Esta doctrina ha quedado reflejada en una reciente resolución de la Sala de lo Social que revoca la decisión previa de un juzgado de instancia. El tribunal ha dado la razón a una trabajadora que solicitó la resolución de su contrato ante los impagos reiterados de su empleador.
El caso afecta directamente a una cocinera que prestaba servicios para una empresa de hostelería desde mayo de 2021. Ante la acumulación de cuatro mensualidades completas adeudadas entre los meses de junio y septiembre de 2025, decidió interponer una demanda. Su objetivo era exigir la extinción indemnizada de su relación laboral al amparo del artículo 50.1 b) del Estatuto de los Trabajadores.
Aunque el Juzgado de lo Social número 3 de Girona desestimó inicialmente la petición argumentando que los retrasos estaban internamente justificados por la delicada situación económica de la mercantil, el alto tribunal autonómico ha corregido por completo dicho planteamiento.
El umbral de la gravedad y el impacto real en el trabajador
Al evaluar el recurso de suplicación interpuesto por la empleada, el tribunal fundamentó su decisión en que el retraso sistemático y continuado de más de tres meses en el abono de las nóminas supera con creces cualquier criterio de tolerancia temporal.
La jurisprudencia unificada del Tribunal Supremo es muy clara al respecto. Determina que la vía del llamado auto-despido no exige la existencia de dolo, mala fe o culpabilidad por parte del empresario, sino que se basa estrictamente en un hecho objetivo de incumplimiento contractual.

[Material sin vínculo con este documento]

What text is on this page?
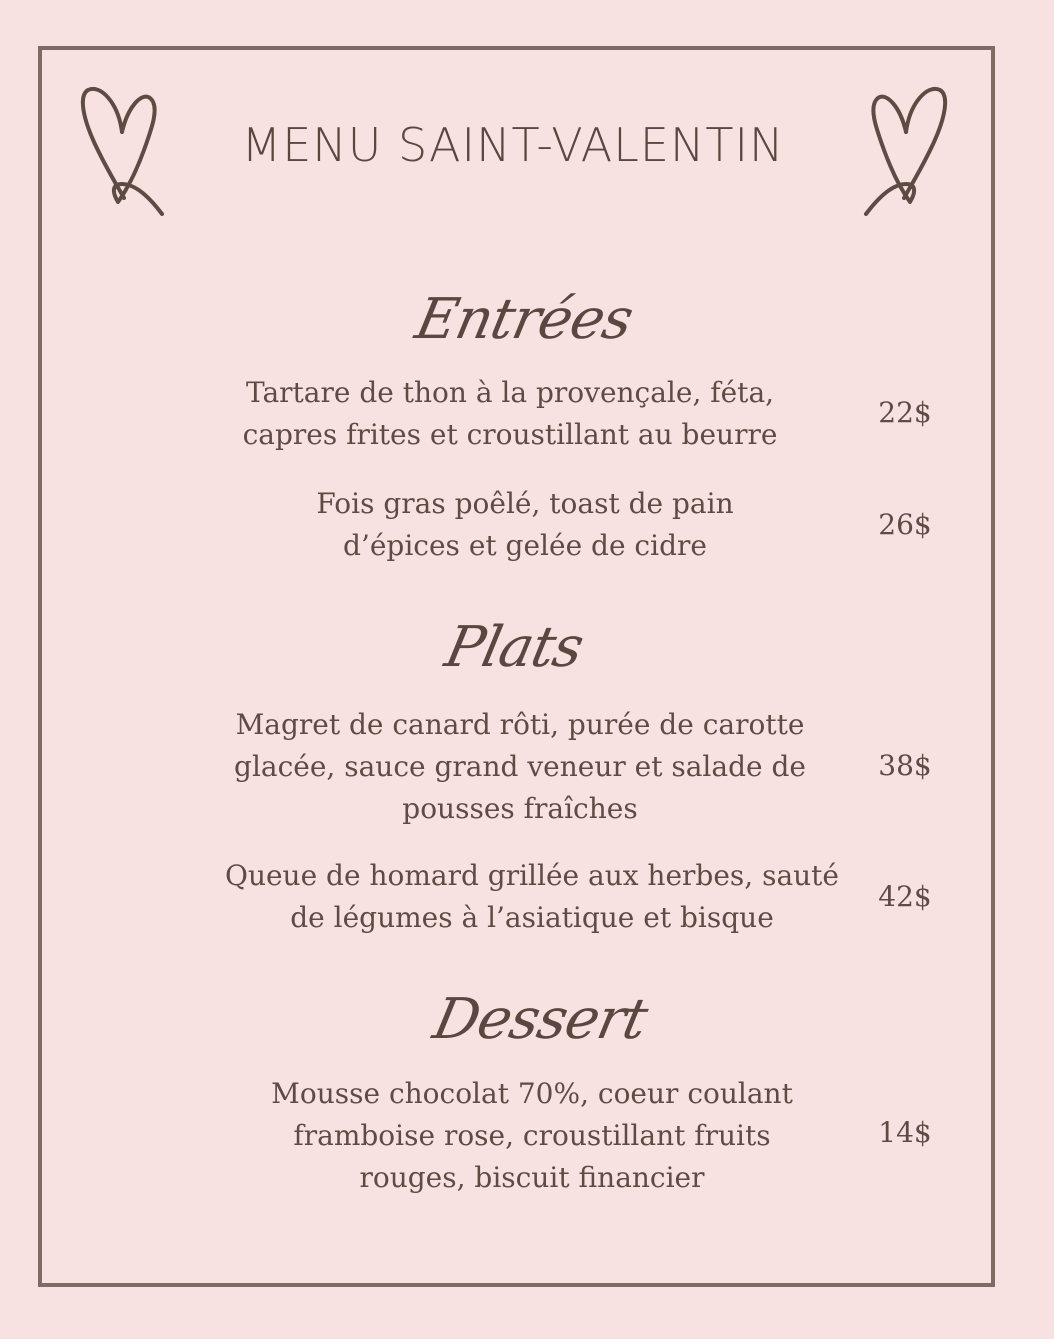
MENU SAINT-VALENTIN
Entrées
Tartare de thon à la provençale, féta, capres frites et croustillant au beurre
22$
Fois gras poêlé, toast de pain d’épices et gelée de cidre
26$
Plats
Magret de canard rôti, purée de carotte glacée, sauce grand veneur et salade de pousses fraîches
38$
Queue de homard grillée aux herbes, sauté de légumes à l’asiatique et bisque
42$
Dessert
Mousse chocolat 70%, coeur coulant framboise rose, croustillant fruits rouges, biscuit financier
14$
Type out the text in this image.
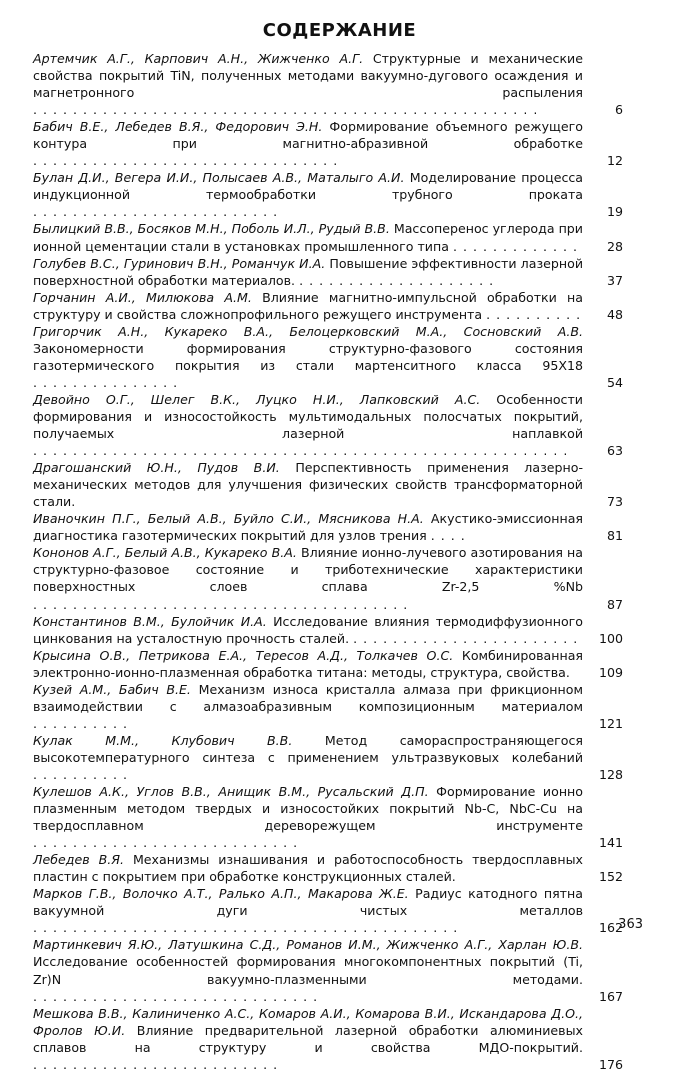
СОДЕРЖАНИЕ
Артемчик А.Г., Карпович А.Н., Жижченко А.Г. Структурные и механические свойства покрытий TiN, полученных методами вакуумно-дугового осаждения и магнетронного распыления . . . . . . . . . . . . . . . . . . . . . . . . . . . . . . . . . . . . . . . . . . . . . . . . . . .	6
Бабич В.Е., Лебедев В.Я., Федорович Э.Н. Формирование объемного режущего контура при магнитно-абразивной обработке . . . . . . . . . . . . . . . . . . . . . . . . . . . . . . .	12
Булан Д.И., Вегера И.И., Полысаев А.В., Маталыго А.И. Моделирование процесса индукционной термообработки трубного проката . . . . . . . . . . . . . . . . . . . . . . . . .	19
Былицкий В.В., Босяков М.Н., Поболь И.Л., Рудый В.В. Массоперенос углерода при ионной цементации стали в установках промышленного типа . . . . . . . . . . . . .	28
Голубев В.С., Гуринович В.Н., Романчук И.А. Повышение эффективности лазерной поверхностной обработки материалов. . . . . . . . . . . . . . . . . . . . .	37
Горчанин А.И., Милюкова А.М. Влияние магнитно-импульсной обработки на структуру и свойства сложнопрофильного режущего инструмента . . . . . . . . . .	48
Григорчик А.Н., Кукареко В.А., Белоцерковский М.А., Сосновский А.В. Закономерности формирования структурно-фазового состояния газотермического покрытия из стали мартенситного класса 95Х18 . . . . . . . . . . . . . . .	54
Девойно О.Г., Шелег В.К., Луцко Н.И., Лапковский А.С. Особенности формирования и износостойкость мультимодальных полосчатых покрытий, получаемых лазерной наплавкой . . . . . . . . . . . . . . . . . . . . . . . . . . . . . . . . . . . . . . . . . . . . . . . . . . . . . .	63
Драгошанский Ю.Н., Пудов В.И. Перспективность применения лазерно-механических методов для улучшения физических свойств трансформаторной стали.	73
Иваночкин П.Г., Белый А.В., Буйло С.И., Мясникова Н.А. Акустико-эмиссионная диагностика газотермических покрытий для узлов трения . . . .	81
Кононов А.Г., Белый А.В., Кукареко В.А. Влияние ионно-лучевого азотирования на структурно-фазовое состояние и триботехнические характеристики поверхностных слоев сплава Zr-2,5 %Nb . . . . . . . . . . . . . . . . . . . . . . . . . . . . . . . . . . . . . .	87
Константинов В.М., Булойчик И.А. Исследование влияния термодиффузионного цинкования на усталостную прочность сталей. . . . . . . . . . . . . . . . . . . . . . . .	100
Крысина О.В., Петрикова Е.А., Тересов А.Д., Толкачев О.С. Комбинированная электронно-ионно-плазменная обработка титана: методы, структура, свойства.	109
Кузей А.М., Бабич В.Е. Механизм износа кристалла алмаза при фрикционном взаимодействии с алмазоабразивным композиционным материалом . . . . . . . . . .	121
Кулак М.М., Клубович В.В.	Метод самораспространяющегося высокотемпературного синтеза с применением ультразвуковых колебаний . . . . . . . . . .	128
Кулешов А.К., Углов В.В., Анищик В.М., Русальский Д.П. Формирование ионно плазменным методом твердых и износостойких покрытий Nb-C, NbC-Cu на твердосплавном дереворежущем инструменте . . . . . . . . . . . . . . . . . . . . . . . . . . .	141
Лебедев В.Я. Механизмы изнашивания и работоспособность твердосплавных пластин с покрытием при обработке конструкционных сталей.	152
Марков Г.В., Волочко А.Т., Ралько А.П., Макарова Ж.Е. Радиус катодного пятна вакуумной дуги чистых металлов . . . . . . . . . . . . . . . . . . . . . . . . . . . . . . . . . . . . . . . . . . .	162
Мартинкевич Я.Ю., Латушкина С.Д., Романов И.М., Жижченко А.Г., Харлан Ю.В. Исследование особенностей формирования многокомпонентных покрытий (Ti, Zr)N вакуумно-плазменными методами. . . . . . . . . . . . . . . . . . . . . . . . . . . . . .	167
Мешкова В.В., Калиниченко А.С., Комаров А.И., Комарова В.И., Искандарова Д.О., Фролов Ю.И. Влияние предварительной лазерной обработки алюминиевых сплавов на структуру и свойства МДО-покрытий. . . . . . . . . . . . . . . . . . . . . . . . . .	176
363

De este modo, las dificultades financieras o la crisis general de un sector tan complejo como la hostelería no actúan como causa de exoneración. Tampoco disminuyen la gravedad del perjuicio que sufre el operario al verse privado de su principal sustento económico.
La resolución judicial incide en que el trabajador vende su fuerza de trabajo pero no es en ningún caso socio de las pérdidas de la mercantil. Por lo tanto, el riesgo empresarial debe ser asumido en exclusiva por el empleador.
Consecuencias jurídicas y la cuantía de la indemnización
La estimación del recurso de suplicación conlleva la revocación total de la sentencia original. De esta manera, se declara extinguida la relación laboral por culpa exclusiva del empleador, lo que equipara los efectos económicos a los de un despido improcedente.
La empresa de servicios de hostelería ha sido condenada al abono de una indemnización de 6.452,10 euros, calculada a razón de 33 días por año trabajado. También se le impone la obligación de abonar la totalidad de las nóminas atrasadas que se devengaron hasta la fecha de la resolución.
Asimismo, el fallo judicial reconoce de forma expresa el derecho de la trabajadora a la situación legal de desempleo. Esto le permitirá acceder de forma inmediata a las correspondientes prestaciones por paro tras la resolución del conflicto.
Por último, se establece la responsabilidad subsidiaria del Fondo de Garantía Salarial en caso de que se acredite la insolvencia de la compañía durante la fase de ejecución. Esta sentencia refuerza el blindaje del salario frente a las vicisitudes del negocio.
También recuerda a los trabajadores afectados por impagos que nunca deben abandonar el puesto de trabajo de forma voluntaria antes de asesorarse y emprender este procedimiento legal. De lo contrario, perderían de forma automática sus derechos a la indemnización y a la protección por desempleo.